You have the floor. Every chapter from here on is about how to skip vectors safely:

  • Chapter 153 — IVF: cluster the vectors into nlist cells; on a query, compute the query's cell and only scan a few neighbouring cells. ~10× speedup, ~95% recall.
  • Chapter 154 — HNSW: build a navigable small-world graph; on a query, greedy-walk from a top-layer entry point down to the nearest neighbour. ~100× speedup, ~98% recall, but RAM-heavy.
  • Chapter 155 — PQ and DiskANN: compress each vector from 1536 floats to 16 bytes via product quantisation; do the search on the compressed representation. 32× memory reduction with controlled recall loss.
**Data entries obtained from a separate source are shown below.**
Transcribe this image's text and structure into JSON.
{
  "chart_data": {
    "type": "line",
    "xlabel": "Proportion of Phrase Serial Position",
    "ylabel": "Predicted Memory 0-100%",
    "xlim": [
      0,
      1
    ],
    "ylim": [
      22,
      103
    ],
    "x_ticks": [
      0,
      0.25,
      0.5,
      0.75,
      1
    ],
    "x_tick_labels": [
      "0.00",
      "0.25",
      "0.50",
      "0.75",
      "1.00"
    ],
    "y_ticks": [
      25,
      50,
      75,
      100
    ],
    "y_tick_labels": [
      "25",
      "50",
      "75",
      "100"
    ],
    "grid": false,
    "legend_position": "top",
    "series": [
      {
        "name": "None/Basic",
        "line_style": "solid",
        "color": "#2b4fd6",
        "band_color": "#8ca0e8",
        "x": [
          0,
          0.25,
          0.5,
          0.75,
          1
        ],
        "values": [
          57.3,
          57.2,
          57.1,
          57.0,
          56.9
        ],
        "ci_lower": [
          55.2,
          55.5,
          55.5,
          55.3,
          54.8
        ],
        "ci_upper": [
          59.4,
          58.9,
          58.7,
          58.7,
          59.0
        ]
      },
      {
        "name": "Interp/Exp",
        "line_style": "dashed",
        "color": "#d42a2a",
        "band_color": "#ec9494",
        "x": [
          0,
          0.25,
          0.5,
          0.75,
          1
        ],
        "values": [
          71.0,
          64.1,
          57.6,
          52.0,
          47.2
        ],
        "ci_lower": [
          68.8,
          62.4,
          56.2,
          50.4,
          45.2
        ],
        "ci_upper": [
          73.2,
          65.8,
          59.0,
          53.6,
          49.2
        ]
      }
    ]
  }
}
DiskANN puts the index on SSD and serves billion-vector indexes from a single machine.
  • Chapter 156 — Filtered search: combine metadata filters (category = "earbuds") with vector search. The interaction between the filter and the index is surprisingly subtle and is where most production systems lose recall silently.
  • Chapter 157 — Real systems: Pinecone, Weaviate, Milvus, Qdrant, pgvector, Elasticsearch dense_vector. Same algorithms, different operational tradeoffs.
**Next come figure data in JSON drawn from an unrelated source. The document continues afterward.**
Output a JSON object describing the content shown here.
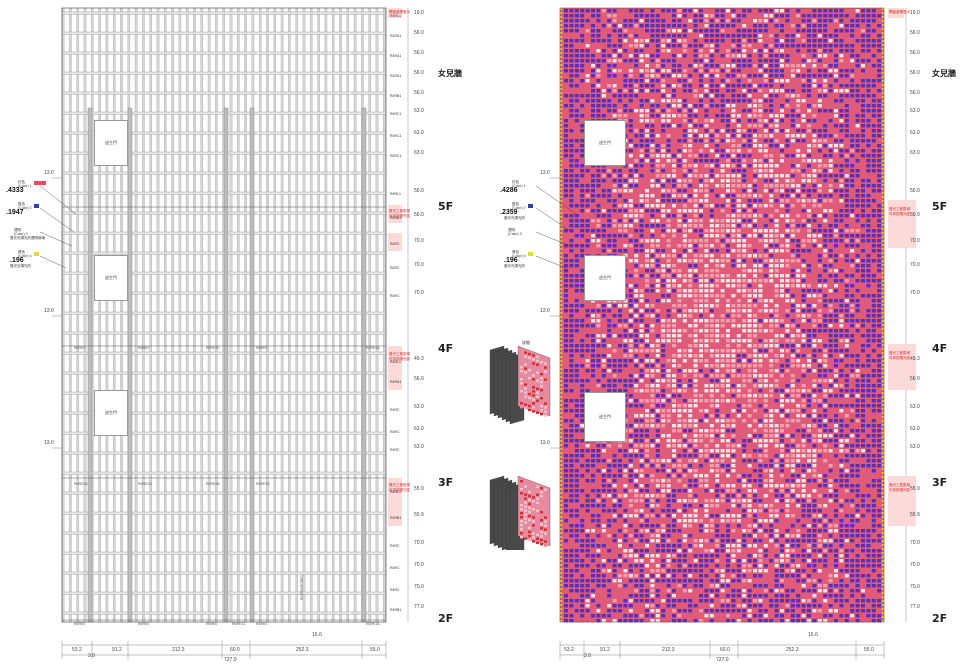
{
  "left": {
    "section_title": "女兒牆",
    "floors": [
      "5F",
      "4F",
      "3F",
      "2F"
    ],
    "door_label": "逃生門",
    "right_dims": [
      "19.0",
      "56.0",
      "56.0",
      "56.0",
      "56.0",
      "63.0",
      "63.0",
      "63.0",
      "56.0",
      "56.0",
      "70.0",
      "70.0",
      "70.0",
      "49.3",
      "56.0",
      "63.0",
      "63.0",
      "63.0",
      "55.9",
      "55.9",
      "70.0",
      "70.0",
      "70.0",
      "77.0"
    ],
    "row_labels": [
      "R4RL1",
      "R4RA1",
      "R4RA1",
      "R4RA1",
      "R4RB1",
      "R4RC1",
      "R4RC1",
      "R4RC1",
      "R4RL1",
      "R4RA1",
      "R4RC",
      "R4RC",
      "R4RC",
      "R4RL1",
      "R4RA1",
      "R4RC",
      "R4RC",
      "R4RC",
      "R4RL1",
      "R4RB1",
      "R4RC",
      "R4RC",
      "R4RC",
      "R4RB1"
    ],
    "red_notes": [
      "開窗處理燈光",
      "燈光工程區域",
      "可拆卸燈光區",
      "燈光工程區域",
      "可拆卸燈光區",
      "燈光工程區域",
      "可拆卸燈光區"
    ],
    "legend": [
      {
        "title": "紅色",
        "sub": "(Color) 1",
        "value": ".4333",
        "desc": "",
        "color": "#e94b5b"
      },
      {
        "title": "藍色",
        "sub": "(Color) 2",
        "value": ".1947",
        "desc": "",
        "color": "#2a3fb0"
      },
      {
        "title": "透明",
        "sub": "(Color) 3",
        "value": "",
        "desc": "燈光可調光的透明玻璃",
        "color": "#cccccc"
      },
      {
        "title": "黃色",
        "sub": "(Color) 4",
        "value": ".196",
        "desc": "燈光可調光的",
        "color": "#e2d83a"
      }
    ],
    "left_dims": [
      "13.0",
      "13.0",
      "13.0"
    ],
    "tags_row1": [
      "R6RE0",
      "R6RE0",
      "R6RE1C",
      "R6RE0",
      "R6RE1A"
    ],
    "tags_row2": [
      "R6RE1B",
      "R6RE1B",
      "R6RE1B",
      "R6RE1B"
    ],
    "tags_bottom": [
      "R6RE0",
      "R6RE0",
      "R6RE0",
      "R6RE1C",
      "R6RE0",
      "R6RE1A"
    ],
    "vertical_note": "RCRB4/RCRB3",
    "bottom_dims": [
      "53.2",
      "91.2",
      "212.3",
      "60.0",
      "252.3",
      "55.0"
    ],
    "bottom_small": [
      "3.0",
      "16.0"
    ],
    "total": "727.0"
  },
  "right": {
    "section_title": "女兒牆",
    "floors": [
      "5F",
      "4F",
      "3F",
      "2F"
    ],
    "door_label": "逃生門",
    "right_dims": [
      "19.0",
      "56.0",
      "56.0",
      "56.0",
      "56.0",
      "63.0",
      "63.0",
      "63.0",
      "56.0",
      "56.0",
      "70.0",
      "70.0",
      "70.0",
      "49.3",
      "56.0",
      "63.0",
      "63.0",
      "63.0",
      "55.9",
      "55.9",
      "70.0",
      "70.0",
      "70.0",
      "77.0"
    ],
    "legend": [
      {
        "title": "紅色",
        "sub": "(Color) 1",
        "value": ".4286",
        "desc": "",
        "color": "#e94b5b"
      },
      {
        "title": "藍色",
        "sub": "(Color) 2",
        "value": ".2359",
        "desc": "燈光可調光的",
        "color": "#2a3fb0"
      },
      {
        "title": "透明",
        "sub": "(Color) 3",
        "value": "",
        "desc": "",
        "color": "#cccccc"
      },
      {
        "title": "黃色",
        "sub": "(Color) 4",
        "value": ".196",
        "desc": "燈光可調光的",
        "color": "#e2d83a"
      }
    ],
    "left_dims": [
      "13.0",
      "13.0",
      "13.0"
    ],
    "red_notes": [
      "開窗處理燈光",
      "燈光工程區域",
      "可拆卸燈光區",
      "燈光工程區域",
      "可拆卸燈光區",
      "燈光工程區域",
      "可拆卸燈光區"
    ],
    "detail_label": "詳細",
    "bottom_dims": [
      "53.2",
      "91.2",
      "212.3",
      "60.0",
      "252.3",
      "55.0"
    ],
    "bottom_small": [
      "3.0",
      "16.0"
    ],
    "total": "727.0"
  },
  "colors": {
    "red_tile": "#e05a7a",
    "pink_tile": "#f4a0ac",
    "blue_tile": "#5530b8",
    "cream_tile": "#f8e6e6",
    "yellow_edge": "#e8c82a",
    "mullion": "#a8a8a8"
  }
}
Each of those chapters will, in its evaluation section, compare its results to what a flat scan would have returned. Flat is not the algorithm you ship at scale, but it is the algorithm against which everything else is measured.

References

  1. FAISS — Flat indexes documentation. The canonical brute-force implementation.
  2. FAISS — Faiss on the GPU. GPU-Flat and benchmark numbers for tens of millions of vectors.
  3. Pinecone — Serverless architecture overview. When the platform falls back to exact search vs. ANN.
  4. Williams & Patterson — The Roofline Model. Why flat search is bandwidth-bound.
  5. Weaviate — Vector index concepts. When to choose flat vs. HNSW in practice.
  6. Erik Bernhardsson — ANN-Benchmarks. The canonical reference for comparing flat against every ANN algorithm on standard datasets.